= Staterius =

Legendary king of Scotland

Staterius is a legendary king of Scotland who appears in Geoffrey of Monmouth's 12th-century pseudohistory, the De gestis Britonum. In the Latin text, he is described as rex Albaniae, "King of Scotland".

==Geoffrey of Monmouth's account==

According to Geoffrey, a period of civil war left Britain divided among five rival kings. After Dunvallo Molmutius, king of Cornwall, defeated and killed Pinner, king of Loegria, Staterius formed an alliance with Rudaucus, king of Cambria. Together they invaded Dunvallo's territories with the intention of devastating the land and its inhabitants. Dunvallo opposed them with 30,000 men, but much of the day passed without either side gaining a decisive advantage. He therefore selected 600 of his boldest soldiers and ordered them to put on the armour of slain enemy troops. Similarly disguised, Dunvallo led them into the enemy formations. When they reached the place where Staterius and Rudaucus were stationed, they attacked and killed both kings. Fearing that his own troops might mistake him for an enemy, Dunvallo resumed his original armour and renewed the attack. He defeated the remaining forces and subsequently conquered the territories of the two dead kings, thereby establishing his rule over the whole island of Britain.

==Origin of the name==

The medievalist Ben Guy identifies Staterius as one of several figures whose names Geoffrey derived from the Harleian genealogies. The forms Pincr and Stater occur in the remote generations of a pedigree of the kings of Dyfed. According to Guy, these were not originally personal names but Latin titles: pincerna, meaning "cupbearer", and stator, meaning "magistrate's marshal". Geoffrey transformed them into the rival kings Pinner and Staterius.
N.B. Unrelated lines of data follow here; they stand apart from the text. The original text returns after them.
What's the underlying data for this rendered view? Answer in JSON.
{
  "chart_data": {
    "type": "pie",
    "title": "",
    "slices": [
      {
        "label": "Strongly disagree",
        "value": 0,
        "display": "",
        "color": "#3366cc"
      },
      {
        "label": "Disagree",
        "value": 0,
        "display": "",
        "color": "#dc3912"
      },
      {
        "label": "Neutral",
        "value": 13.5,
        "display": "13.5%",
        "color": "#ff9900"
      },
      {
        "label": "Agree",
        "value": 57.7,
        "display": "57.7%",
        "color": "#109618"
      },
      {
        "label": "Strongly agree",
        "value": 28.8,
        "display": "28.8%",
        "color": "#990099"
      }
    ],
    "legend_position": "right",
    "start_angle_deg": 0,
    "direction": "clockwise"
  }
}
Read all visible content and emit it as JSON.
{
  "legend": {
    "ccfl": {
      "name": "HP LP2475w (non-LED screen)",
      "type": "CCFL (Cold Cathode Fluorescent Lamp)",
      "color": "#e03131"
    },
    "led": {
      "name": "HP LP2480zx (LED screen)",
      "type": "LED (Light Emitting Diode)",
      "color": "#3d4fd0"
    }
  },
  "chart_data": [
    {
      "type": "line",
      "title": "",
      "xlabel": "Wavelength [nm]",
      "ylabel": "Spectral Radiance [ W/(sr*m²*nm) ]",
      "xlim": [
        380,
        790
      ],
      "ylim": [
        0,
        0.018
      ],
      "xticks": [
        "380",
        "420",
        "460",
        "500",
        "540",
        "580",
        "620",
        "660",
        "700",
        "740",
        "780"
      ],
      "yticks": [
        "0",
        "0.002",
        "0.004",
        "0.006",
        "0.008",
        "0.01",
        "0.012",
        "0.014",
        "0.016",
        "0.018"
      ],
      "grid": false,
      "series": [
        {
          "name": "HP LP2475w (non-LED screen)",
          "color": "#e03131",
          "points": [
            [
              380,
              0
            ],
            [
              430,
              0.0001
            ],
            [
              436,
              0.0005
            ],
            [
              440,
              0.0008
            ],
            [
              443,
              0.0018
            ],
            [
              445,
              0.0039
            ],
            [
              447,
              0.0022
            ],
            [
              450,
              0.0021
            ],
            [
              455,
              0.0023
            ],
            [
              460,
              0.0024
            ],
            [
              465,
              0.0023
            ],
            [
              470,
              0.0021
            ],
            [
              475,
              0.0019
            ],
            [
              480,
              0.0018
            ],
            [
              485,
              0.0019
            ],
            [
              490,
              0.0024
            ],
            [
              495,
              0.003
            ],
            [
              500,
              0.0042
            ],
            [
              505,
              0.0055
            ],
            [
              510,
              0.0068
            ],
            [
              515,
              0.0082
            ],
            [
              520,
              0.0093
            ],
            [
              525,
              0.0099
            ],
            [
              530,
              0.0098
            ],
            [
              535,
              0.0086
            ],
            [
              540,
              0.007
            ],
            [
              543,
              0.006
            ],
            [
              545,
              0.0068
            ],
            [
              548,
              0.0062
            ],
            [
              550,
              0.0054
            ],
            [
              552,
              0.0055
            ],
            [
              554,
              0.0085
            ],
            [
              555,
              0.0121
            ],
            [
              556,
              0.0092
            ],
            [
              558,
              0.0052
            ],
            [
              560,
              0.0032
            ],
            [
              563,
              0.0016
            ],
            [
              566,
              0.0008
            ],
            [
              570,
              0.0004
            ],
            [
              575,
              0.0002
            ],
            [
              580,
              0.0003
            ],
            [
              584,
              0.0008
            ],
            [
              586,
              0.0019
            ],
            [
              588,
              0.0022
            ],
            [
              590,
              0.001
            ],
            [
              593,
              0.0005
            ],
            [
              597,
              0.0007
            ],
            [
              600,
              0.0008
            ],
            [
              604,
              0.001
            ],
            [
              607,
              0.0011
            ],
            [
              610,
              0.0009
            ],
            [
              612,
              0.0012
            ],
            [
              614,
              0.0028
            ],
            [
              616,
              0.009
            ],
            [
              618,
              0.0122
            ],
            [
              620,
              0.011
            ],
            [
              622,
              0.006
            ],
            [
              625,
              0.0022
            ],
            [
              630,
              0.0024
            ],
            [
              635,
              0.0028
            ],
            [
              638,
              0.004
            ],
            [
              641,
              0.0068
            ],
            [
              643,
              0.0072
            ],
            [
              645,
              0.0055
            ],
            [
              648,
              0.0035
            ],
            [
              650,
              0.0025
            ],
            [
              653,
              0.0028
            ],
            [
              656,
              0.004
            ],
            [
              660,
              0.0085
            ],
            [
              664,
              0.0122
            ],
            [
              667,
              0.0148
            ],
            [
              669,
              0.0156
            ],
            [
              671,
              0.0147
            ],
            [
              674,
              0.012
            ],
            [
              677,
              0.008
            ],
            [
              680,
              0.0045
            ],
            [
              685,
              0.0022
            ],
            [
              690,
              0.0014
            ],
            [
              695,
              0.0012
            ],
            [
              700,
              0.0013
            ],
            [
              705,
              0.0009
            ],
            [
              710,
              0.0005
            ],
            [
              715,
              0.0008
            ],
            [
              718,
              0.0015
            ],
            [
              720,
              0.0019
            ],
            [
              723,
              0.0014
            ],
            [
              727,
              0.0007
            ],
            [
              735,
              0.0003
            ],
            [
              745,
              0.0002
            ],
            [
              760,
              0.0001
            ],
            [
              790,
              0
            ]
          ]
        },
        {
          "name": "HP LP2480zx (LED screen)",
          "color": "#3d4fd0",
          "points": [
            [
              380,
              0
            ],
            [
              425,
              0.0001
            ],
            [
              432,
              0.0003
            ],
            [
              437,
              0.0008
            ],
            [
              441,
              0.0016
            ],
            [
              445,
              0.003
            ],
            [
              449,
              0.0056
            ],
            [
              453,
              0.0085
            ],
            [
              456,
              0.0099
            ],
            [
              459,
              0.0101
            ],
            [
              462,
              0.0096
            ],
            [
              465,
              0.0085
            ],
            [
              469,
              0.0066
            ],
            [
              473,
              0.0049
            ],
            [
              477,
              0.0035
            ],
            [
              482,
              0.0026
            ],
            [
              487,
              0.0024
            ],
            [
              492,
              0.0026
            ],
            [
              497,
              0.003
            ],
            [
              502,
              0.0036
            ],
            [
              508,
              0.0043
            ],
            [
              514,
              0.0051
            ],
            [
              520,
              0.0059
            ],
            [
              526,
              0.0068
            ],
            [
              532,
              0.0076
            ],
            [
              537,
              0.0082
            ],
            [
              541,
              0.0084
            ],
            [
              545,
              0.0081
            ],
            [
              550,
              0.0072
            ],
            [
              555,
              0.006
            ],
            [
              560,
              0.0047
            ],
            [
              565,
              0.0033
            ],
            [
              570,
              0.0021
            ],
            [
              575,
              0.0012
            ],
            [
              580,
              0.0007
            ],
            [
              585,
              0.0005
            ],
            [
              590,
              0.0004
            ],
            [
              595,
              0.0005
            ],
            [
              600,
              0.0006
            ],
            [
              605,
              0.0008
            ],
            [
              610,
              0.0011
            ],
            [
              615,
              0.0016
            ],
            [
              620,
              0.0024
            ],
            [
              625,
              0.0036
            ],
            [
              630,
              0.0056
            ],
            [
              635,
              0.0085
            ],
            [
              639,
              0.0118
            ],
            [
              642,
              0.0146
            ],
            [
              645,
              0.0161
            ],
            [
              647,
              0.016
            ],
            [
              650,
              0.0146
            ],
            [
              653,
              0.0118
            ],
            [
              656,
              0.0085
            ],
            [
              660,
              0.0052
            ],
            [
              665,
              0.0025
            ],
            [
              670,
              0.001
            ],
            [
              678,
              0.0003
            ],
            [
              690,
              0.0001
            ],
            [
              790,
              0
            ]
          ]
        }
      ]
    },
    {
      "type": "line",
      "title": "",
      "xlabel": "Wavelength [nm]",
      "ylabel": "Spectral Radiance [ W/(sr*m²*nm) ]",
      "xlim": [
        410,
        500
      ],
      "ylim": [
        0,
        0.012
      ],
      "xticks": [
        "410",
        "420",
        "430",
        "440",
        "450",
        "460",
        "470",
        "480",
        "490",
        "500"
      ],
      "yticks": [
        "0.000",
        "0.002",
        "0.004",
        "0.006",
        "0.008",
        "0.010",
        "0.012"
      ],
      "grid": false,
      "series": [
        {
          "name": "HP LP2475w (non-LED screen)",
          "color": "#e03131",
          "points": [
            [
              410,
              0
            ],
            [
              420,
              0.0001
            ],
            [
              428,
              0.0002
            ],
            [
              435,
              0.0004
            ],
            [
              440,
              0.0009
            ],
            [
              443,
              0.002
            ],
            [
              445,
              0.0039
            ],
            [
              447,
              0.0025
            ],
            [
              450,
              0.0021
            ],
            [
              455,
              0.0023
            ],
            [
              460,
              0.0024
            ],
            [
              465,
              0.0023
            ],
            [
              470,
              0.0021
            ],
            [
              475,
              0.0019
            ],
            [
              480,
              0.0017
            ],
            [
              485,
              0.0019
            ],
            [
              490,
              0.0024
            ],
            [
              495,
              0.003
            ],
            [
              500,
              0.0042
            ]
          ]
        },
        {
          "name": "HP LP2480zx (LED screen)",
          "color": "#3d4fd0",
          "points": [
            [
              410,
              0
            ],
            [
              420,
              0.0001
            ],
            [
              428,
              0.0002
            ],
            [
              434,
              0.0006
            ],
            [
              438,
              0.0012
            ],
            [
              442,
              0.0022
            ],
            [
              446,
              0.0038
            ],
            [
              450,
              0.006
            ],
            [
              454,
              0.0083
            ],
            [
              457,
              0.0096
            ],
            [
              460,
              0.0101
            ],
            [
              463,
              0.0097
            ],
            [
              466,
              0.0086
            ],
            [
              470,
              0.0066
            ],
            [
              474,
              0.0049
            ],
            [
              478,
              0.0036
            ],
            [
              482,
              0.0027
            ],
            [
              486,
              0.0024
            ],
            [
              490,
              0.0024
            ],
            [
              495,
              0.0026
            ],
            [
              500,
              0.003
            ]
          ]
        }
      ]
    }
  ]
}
Staterius is distinct from Stater, a separate figure who appears much later in Geoffrey's narrative among the rulers attending King Arthur's court at Caerleon. Stater is king of the Demetae (South Wales).

==Later reception and interpretation==

The 14th-century Middle English Castleford's Chronicle retells the story of Staterius, describing him as king of Albany and one of the five rulers among whom Britain was divided. He and Rudaucus are killed after Dunvallo and his men enter the enemy army wearing captured armour.

Paul Russell has compared this stratagem with an episode in book 2 of Virgil's Aeneid, in which Aeneas and his companions disguise themselves in Greek armour. Russell interprets Dunvallo's decision to change back into his own armour as an allusion to the failure of the comparable Trojan stratagem in the Aeneid.